Security Bulletins

A prompt response to software defects and security vulnerabilities is a top priority for Antora. Even though threats are a fact of life, we take quality assurance seriously with nearly 100% test coverage. This page documents the items that slipped through and how to address them.

Security Bulletin ANTORA-350

ID

ANTORA-350

Published

November 26, 2018

Summary

For a brief window of time, version 0.1.1 of flatmap-stream entered Antora’s runtime dependency chain (via gulp-vinyl-zip → event-stream → flatmap-stream). This package is known to contain malicious code that runs an encrypted payload targeting a very specific application. The dependency was brought in by event-stream via gulp-vinyl-zip during that time period.

The malicious package was promptly removed from the npm registry and is no longer in Antora’s runtime dependency chain. Furthermore, gulp-vinyl-zip has locked the version of event-stream to 3.3.4, which does not depend on flapmap-stream. However, the flatmap-stream 0.1.1 package could still be installed on the user’s machine. Additionally, if the user’s project uses a package lock file (i.e., package-lock.json or yarn.lock), that could cause the npm client to request the removed package (which would fail).

This bulletin may not affect Antora users since Antora doesn’t use a crypto-currency package, which is required for the malicious code to work. But it could put other applications at risk given that installing Antora caused this package to be installed.

Anyone installing Antora today with a clean npm package cache won’t be affected. Antora will grab a version of gulp-vinyl-zip that does not depend transitively on flatmap-stream. The published Docker images for Antora are also fine. Although version 1.1.1 of the Docker image uses event-stream 3.3.6, it grabbed flatmap-stream 0.1.0, which does not contain the malicious code.

This bulletin only affects users who installed Antora during the brief period when flatmap-stream 0.1.1 was in the npm repository. See the Solutions section for analysis and mitigation steps.

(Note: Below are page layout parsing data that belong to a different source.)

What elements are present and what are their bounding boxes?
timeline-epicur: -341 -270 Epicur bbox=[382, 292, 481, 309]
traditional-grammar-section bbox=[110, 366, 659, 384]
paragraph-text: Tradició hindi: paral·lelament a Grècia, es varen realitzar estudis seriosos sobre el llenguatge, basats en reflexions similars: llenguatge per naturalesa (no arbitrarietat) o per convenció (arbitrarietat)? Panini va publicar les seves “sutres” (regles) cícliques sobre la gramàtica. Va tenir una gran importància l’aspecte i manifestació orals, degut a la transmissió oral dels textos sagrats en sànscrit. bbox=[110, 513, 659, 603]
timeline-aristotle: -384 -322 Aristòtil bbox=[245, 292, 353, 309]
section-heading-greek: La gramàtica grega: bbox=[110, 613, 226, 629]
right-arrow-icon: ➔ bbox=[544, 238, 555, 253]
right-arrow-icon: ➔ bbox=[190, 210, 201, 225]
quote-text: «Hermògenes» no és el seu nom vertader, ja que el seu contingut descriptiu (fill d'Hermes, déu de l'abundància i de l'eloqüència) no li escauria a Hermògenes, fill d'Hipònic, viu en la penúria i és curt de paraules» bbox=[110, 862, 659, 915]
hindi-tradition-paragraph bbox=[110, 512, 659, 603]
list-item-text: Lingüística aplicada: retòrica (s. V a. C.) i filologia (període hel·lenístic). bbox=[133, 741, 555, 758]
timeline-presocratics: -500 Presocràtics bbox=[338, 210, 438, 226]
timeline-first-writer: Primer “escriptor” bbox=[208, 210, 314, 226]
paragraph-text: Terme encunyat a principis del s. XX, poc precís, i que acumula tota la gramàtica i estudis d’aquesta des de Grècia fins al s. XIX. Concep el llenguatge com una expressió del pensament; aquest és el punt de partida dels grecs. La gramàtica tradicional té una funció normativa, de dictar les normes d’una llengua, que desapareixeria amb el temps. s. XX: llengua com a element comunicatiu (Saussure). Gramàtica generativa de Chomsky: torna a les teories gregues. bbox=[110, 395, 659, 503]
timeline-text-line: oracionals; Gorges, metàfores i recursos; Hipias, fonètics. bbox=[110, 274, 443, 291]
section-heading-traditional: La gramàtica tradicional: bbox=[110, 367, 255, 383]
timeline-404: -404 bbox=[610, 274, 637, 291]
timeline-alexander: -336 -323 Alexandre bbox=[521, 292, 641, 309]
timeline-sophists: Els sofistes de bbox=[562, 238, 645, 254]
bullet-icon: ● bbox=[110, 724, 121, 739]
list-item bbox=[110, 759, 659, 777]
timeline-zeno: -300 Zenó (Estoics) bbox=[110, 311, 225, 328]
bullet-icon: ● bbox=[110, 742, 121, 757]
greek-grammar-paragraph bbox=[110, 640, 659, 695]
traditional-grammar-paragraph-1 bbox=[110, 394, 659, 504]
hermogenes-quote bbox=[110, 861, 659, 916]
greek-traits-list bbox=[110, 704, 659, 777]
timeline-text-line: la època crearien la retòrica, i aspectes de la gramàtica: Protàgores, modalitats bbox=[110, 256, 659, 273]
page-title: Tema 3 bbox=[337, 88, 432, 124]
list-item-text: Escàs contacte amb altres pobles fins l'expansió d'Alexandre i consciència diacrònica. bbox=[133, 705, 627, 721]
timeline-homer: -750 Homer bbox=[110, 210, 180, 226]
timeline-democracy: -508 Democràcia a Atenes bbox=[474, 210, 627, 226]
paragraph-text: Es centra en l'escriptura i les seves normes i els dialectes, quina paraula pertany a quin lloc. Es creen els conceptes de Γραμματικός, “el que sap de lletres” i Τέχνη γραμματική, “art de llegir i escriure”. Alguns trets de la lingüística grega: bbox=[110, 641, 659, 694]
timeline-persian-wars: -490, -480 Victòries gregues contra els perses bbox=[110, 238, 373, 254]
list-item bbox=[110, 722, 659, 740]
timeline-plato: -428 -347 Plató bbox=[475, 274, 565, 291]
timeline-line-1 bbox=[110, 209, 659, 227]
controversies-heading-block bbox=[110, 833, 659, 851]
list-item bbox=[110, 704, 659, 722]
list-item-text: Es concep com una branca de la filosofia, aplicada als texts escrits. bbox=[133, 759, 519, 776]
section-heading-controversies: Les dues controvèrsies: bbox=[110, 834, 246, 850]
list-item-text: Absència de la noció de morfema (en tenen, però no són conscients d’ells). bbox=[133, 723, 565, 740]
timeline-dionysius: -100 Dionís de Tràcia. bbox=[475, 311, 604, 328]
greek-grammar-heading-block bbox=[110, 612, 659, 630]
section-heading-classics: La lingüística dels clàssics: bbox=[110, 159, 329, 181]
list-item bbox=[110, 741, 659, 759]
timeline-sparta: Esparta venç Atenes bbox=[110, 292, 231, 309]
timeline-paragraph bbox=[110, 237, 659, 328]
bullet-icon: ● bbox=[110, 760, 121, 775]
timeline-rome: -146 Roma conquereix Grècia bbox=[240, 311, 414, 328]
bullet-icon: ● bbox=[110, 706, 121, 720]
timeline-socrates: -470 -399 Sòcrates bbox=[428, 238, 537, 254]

We’ve requested the gulp-vinyl-zip project to find a replacement for the event-stream library, which is now deprecated (as a result of this incident).

Affected Versions

Antora Package Versions Platforms

@antora/ui-loader

1.x

All

@antora/site-publisher

1.x

All

Default UI build

n/a

All

Solution

You can check if you’ve been affected by looking for version 0.1.1 of flatmap-stream in your list of installed. Here are the commands you can use to check:

$ npm ls flatmap-stream | grep flatmap-stream@0.1.1
  npm ls -g flatmap-stream | grep flatmap-stream@0.1.1
  yarn list --pattern=flatmap-stream | grep flatmap-stream@0.1.1
  (cd $(yarn global dir); yarn list --pattern=flatmap-stream@0.1.1)

If any of these commands produce output, then you’re affected. You should promptly uninstall and reinstall Antora (which you only have to do once). Otherwise, you are fine.

Global installation:

npm (global install)
$ npm uninstall -g @antora/site-generator-default
  npm install -g @antora/site-generator-default@~$(antora version)
npm (local install)
$ rm -f package-lock.json node_modules
  npm i
yarn (global install)
$ yarn global remove @antora/site-generator-default
  yarn global add @antora/site-generator-default@~$(antora version)
yarn (local install or UI project)
$ rm -f yarn.lock node_modules
  yarn

Once you execute these commands, the flatmap-stream package should no longer be installed as part of Antora’s dependency chain. However, if you have other applications that depend on a package that uses flatmap-stream, the package may remain. In that case, it’s best to clear all the installed node packages from your machine. Since the malicious package is no longer in the npm registry, it will never be installed again.